ÜNİVERSİTEDE YAŞANAN CİNAYET ÜSTÜNE

Murat Güçlü

Konya mazbut ve muhafazakar insanların ağırlıklı olduğu bir şehirdir. Bu şehrin üniversitesi de şehrin dokusuna uygun olarak teşkilatlanmış ve büyümüştür. Merhum Erol Güngör hocamızın rektör olarak kurulmasında büyük emekleri olan Selçuk Üniversitesi şehrimizin önemli bir değeridir. Üniversitemizin eksiklikleri başka bir yazı konusudur. Ancak geçenlerde yaşanan ve cinayetle neticelenen olay ile Selçuk Üniversitesi hiç hak etmediği halde kötü bir olayla anılır oldu.

Profesörlük makamına kadar yükselmiş bir üniversite hocasının, hunharca bir cinayet işlemesi dünyanın her yerinde haber değerini haizdir. Buna bir de maktulün de akademiden bir hoca olduğu, ardından üniversitede görevli bir sekreter ile yasak aşkın cinayete sebep olduğu iddiaları eklenince olay ülke gündemine yerleşti. Her ne kadar üniversite rektörü haklı olarak bunun münferit bir olay olduğu ve üniversitenin kurumsal kimliğine zarar vermemesi gerektiğini ifade etse de Selçuk Üniversitesi bu olaydan büyük yara almış, itibar kaybına uğramıştır.

Olan olmuştur ancak bundan sonrası çok önemlidir. Hem Konya şehri hem de üniversite bu itibar kaybına karşı bir kampanya hazırlamalılar ve bu menfur olayla Konya’nın ve Selçuk Üniversitesi’nin birlikte anılmasının önüne geçmelidirler.

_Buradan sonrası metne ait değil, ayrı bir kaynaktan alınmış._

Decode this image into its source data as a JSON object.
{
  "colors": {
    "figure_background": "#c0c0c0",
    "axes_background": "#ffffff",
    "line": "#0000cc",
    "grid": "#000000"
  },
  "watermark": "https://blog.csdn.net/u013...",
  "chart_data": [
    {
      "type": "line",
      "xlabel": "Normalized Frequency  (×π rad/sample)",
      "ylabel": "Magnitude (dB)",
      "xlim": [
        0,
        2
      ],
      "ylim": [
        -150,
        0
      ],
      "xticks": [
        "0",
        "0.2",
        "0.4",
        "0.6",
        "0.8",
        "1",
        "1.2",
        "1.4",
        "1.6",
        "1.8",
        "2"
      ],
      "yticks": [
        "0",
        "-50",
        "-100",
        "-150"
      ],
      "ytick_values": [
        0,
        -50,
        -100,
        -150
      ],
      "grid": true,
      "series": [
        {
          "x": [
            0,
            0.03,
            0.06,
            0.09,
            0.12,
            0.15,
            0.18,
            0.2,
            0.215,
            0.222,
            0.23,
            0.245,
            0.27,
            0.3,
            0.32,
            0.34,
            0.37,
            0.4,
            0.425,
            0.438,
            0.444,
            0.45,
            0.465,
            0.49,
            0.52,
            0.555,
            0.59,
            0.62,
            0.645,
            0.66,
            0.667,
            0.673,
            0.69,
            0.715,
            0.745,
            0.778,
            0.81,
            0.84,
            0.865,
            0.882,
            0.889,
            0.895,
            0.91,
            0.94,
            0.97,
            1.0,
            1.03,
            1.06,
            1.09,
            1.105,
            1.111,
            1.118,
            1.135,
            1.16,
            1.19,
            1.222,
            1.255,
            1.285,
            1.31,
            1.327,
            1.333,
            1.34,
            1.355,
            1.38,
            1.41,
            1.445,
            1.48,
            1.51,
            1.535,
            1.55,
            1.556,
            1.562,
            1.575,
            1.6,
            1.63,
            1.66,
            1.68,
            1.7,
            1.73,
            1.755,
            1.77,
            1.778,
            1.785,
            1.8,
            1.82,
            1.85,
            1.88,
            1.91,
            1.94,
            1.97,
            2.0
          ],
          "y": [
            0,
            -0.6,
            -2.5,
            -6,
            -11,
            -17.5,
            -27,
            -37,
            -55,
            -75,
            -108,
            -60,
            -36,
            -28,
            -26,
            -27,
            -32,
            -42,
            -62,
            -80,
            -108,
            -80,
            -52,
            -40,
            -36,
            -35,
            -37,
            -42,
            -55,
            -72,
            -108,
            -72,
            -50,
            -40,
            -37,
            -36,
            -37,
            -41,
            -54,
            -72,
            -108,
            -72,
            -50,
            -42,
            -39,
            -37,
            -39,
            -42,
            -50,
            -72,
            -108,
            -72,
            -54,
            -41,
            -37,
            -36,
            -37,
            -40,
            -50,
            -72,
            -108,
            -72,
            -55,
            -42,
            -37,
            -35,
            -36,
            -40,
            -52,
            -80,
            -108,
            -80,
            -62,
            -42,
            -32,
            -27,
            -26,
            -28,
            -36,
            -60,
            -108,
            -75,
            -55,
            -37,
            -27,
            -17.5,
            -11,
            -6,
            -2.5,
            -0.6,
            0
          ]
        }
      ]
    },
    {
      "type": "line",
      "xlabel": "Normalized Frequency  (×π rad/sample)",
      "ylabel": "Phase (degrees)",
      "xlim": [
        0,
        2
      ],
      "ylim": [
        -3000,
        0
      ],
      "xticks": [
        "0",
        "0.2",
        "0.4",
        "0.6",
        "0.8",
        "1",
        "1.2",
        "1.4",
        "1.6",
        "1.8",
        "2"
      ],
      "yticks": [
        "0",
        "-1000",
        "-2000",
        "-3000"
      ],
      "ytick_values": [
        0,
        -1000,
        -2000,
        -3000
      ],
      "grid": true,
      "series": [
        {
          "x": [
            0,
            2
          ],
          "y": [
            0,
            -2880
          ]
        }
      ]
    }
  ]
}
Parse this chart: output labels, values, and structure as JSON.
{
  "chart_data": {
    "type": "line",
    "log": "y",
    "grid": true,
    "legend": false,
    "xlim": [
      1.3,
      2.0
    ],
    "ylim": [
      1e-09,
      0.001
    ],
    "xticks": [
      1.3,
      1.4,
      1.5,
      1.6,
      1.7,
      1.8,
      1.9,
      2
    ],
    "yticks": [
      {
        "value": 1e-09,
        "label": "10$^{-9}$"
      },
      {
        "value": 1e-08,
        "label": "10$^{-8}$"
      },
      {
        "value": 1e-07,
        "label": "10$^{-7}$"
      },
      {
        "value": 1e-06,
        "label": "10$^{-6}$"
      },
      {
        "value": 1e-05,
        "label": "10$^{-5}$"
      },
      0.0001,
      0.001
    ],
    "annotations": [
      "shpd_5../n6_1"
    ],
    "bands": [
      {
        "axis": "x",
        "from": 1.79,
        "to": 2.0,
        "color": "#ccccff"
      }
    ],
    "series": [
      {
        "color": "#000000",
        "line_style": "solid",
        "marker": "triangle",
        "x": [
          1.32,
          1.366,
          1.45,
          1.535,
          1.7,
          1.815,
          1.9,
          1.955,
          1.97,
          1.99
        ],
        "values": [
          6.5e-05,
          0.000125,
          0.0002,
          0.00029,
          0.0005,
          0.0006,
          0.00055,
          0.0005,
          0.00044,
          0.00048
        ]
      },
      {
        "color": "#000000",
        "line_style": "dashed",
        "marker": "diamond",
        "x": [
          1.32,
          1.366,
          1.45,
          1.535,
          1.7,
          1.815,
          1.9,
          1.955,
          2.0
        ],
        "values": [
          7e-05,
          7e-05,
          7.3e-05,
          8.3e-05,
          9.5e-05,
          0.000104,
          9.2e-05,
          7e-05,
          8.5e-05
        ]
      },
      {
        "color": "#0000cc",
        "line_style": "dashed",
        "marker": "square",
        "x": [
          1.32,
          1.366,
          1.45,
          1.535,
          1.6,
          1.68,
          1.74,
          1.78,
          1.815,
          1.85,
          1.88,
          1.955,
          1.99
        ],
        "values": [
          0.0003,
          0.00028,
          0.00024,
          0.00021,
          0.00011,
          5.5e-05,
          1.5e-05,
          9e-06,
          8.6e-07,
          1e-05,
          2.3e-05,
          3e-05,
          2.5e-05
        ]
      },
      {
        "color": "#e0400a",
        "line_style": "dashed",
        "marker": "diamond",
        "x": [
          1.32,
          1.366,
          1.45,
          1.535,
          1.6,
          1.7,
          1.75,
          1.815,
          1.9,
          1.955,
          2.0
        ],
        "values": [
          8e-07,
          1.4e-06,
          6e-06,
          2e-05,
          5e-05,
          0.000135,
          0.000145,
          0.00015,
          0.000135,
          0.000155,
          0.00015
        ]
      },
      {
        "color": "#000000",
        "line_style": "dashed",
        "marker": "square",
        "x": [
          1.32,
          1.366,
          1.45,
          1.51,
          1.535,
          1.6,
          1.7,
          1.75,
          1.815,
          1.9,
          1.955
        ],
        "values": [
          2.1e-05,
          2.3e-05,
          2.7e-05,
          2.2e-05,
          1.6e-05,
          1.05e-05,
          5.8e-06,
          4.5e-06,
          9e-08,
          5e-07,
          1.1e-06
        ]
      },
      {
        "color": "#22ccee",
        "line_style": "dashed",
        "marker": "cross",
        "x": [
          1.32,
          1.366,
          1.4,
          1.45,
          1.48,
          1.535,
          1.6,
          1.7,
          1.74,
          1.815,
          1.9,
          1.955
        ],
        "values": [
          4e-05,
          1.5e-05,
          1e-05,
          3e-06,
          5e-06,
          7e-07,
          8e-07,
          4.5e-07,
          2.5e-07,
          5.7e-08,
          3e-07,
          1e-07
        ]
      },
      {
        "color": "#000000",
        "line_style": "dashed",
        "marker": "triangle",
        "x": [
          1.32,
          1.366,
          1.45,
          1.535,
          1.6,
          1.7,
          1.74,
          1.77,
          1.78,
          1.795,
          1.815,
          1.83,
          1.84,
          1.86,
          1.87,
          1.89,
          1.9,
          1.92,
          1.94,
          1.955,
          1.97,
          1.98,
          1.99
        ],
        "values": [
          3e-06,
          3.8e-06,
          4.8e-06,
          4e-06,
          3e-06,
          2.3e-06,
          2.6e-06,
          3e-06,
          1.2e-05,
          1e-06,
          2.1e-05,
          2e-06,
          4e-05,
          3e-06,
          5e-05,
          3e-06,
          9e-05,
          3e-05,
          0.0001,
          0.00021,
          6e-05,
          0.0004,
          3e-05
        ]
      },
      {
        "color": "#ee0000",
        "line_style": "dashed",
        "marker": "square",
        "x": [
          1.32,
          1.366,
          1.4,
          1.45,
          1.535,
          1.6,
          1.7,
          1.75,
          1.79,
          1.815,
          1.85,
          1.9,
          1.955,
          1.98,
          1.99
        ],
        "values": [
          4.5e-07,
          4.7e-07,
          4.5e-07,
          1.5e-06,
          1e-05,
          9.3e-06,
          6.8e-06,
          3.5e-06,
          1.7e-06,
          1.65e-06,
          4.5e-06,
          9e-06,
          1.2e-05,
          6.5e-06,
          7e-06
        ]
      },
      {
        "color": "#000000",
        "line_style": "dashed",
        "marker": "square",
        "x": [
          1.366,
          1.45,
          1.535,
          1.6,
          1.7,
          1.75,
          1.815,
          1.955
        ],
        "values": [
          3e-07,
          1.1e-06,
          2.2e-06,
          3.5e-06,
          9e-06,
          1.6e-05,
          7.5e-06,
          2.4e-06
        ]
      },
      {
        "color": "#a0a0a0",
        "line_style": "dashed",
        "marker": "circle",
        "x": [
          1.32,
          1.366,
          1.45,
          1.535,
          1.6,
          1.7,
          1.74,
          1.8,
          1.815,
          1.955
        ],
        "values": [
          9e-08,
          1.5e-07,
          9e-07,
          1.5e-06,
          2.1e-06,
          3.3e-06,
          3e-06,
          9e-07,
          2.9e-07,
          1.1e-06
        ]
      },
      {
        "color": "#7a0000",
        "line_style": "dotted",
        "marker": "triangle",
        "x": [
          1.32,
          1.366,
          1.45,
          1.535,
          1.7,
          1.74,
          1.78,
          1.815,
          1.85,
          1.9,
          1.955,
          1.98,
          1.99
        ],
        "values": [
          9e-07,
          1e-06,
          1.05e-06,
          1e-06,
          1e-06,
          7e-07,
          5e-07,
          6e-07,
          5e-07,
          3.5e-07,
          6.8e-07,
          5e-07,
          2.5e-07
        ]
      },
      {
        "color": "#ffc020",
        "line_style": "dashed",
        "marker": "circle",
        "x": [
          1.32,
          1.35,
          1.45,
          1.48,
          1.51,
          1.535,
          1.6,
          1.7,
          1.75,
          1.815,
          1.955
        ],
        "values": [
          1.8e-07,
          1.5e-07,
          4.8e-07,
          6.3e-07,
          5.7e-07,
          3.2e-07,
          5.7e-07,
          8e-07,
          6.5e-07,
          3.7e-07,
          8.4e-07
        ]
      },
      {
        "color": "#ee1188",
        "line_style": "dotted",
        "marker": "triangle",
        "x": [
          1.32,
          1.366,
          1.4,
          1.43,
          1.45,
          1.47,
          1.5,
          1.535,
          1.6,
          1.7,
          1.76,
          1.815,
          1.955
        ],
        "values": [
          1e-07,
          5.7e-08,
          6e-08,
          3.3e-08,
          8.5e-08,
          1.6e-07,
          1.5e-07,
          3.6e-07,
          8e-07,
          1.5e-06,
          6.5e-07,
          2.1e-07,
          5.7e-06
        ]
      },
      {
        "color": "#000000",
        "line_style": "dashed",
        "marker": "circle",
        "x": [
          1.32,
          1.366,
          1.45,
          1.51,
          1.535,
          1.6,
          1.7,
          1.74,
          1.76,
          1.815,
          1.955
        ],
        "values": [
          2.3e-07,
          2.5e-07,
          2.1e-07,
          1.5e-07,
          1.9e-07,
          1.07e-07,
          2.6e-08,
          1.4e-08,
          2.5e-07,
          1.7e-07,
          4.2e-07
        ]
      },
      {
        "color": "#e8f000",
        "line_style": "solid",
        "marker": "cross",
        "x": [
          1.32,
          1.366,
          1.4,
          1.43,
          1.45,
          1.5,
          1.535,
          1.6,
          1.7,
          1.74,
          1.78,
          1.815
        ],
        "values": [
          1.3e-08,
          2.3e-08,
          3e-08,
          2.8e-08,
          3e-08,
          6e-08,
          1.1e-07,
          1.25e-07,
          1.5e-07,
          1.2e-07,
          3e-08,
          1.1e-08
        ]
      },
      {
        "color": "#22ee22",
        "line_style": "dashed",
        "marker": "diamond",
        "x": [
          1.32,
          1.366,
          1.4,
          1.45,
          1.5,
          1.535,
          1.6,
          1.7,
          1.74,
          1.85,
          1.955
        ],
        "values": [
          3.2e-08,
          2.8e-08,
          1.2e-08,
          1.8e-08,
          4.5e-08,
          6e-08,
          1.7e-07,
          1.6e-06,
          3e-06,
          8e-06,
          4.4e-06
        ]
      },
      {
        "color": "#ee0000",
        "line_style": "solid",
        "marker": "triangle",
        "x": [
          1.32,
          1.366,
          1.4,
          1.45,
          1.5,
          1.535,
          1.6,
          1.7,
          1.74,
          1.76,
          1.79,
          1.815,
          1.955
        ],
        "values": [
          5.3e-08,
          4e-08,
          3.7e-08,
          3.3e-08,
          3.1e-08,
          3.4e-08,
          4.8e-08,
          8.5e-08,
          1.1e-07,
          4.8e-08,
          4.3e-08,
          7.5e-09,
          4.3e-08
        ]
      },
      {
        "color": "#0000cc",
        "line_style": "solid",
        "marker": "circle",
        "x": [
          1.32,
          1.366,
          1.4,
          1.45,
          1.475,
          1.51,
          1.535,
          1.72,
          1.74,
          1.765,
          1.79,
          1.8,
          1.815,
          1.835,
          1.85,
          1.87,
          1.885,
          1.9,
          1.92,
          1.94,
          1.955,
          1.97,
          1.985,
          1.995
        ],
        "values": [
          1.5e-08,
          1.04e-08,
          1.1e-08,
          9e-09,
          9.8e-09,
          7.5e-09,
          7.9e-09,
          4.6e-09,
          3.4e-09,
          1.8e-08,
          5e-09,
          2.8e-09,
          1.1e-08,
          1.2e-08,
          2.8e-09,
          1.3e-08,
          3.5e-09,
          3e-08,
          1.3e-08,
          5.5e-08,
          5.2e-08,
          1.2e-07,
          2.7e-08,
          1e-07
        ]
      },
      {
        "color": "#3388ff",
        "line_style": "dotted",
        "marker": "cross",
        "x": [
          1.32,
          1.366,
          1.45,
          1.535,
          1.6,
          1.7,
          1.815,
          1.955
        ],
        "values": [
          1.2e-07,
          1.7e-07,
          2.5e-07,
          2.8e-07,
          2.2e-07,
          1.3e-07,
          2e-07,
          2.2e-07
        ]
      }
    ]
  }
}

Konu hakkında çok çeşitli iddialar ortaya atılmaktadır. Her şeyden önce adli sürecin hızlı ve adilane olarak çözülmesi önem arz etmektedir. Olayın basit bir yasak aşk cinayeti olmadığı, bunun dışında başta üniversite içinde döner sermaye ve sair usulsüz işlerin olduğu, bu işlerin organize olarak yapıldığına dair kamuoyunda bilgiler ve dedikodular dolaşmaktadır. Başta yargılamanın sıhhati açısından ayrıca üniversitenin itibarının korunması için bu iddiaların hem idari hem adli olarak soruşturulması ve gerçeklerin biran evvel ortaya çıkarılması gerekmektedir.

Böyle bir olayın yaşanması toplumumuzun geldiği nokta açısından da ayrıca endişe vericidir. Ahlaki değerlerin yozlaştığı, kanun ve cezanın yaptırım gücünü yitirdiği, toplumun en eğitimli katmanında dahi böyle bir olayın yaşanabilir hale geldiği bir toplumda, başta yetkili ve sorumlu kişi ve kurumlar olmak üzere herkesin şapkasını önüne koyması ve nereye gidiyoruz sorusunu kendine sorması gerektiği kanaatindeyim.

Bu olayın en büyük mağdurları olaya adı karışan kişilerin çocukları ve aileleri olduğunu unutmamalıyız. Suçların ve günahların şahsi olduğunu, baba veya annesinin suçundan ya da günahından dolayı kimsenin herhangi bir şekilde kınanamayacağını, suçlanamayacağını akıldan çıkarmamalıyız.

Ülkemiz üniversitelerinde başta şehrimizde bulunan üniversitelerimizde bu ve benzeri bir olayın bir daha yaşanmaması, üniversitelerimizin sansasyonel haberlerle değil, ilim ve irfanla kendinden söz ettirmesi dileğiyle.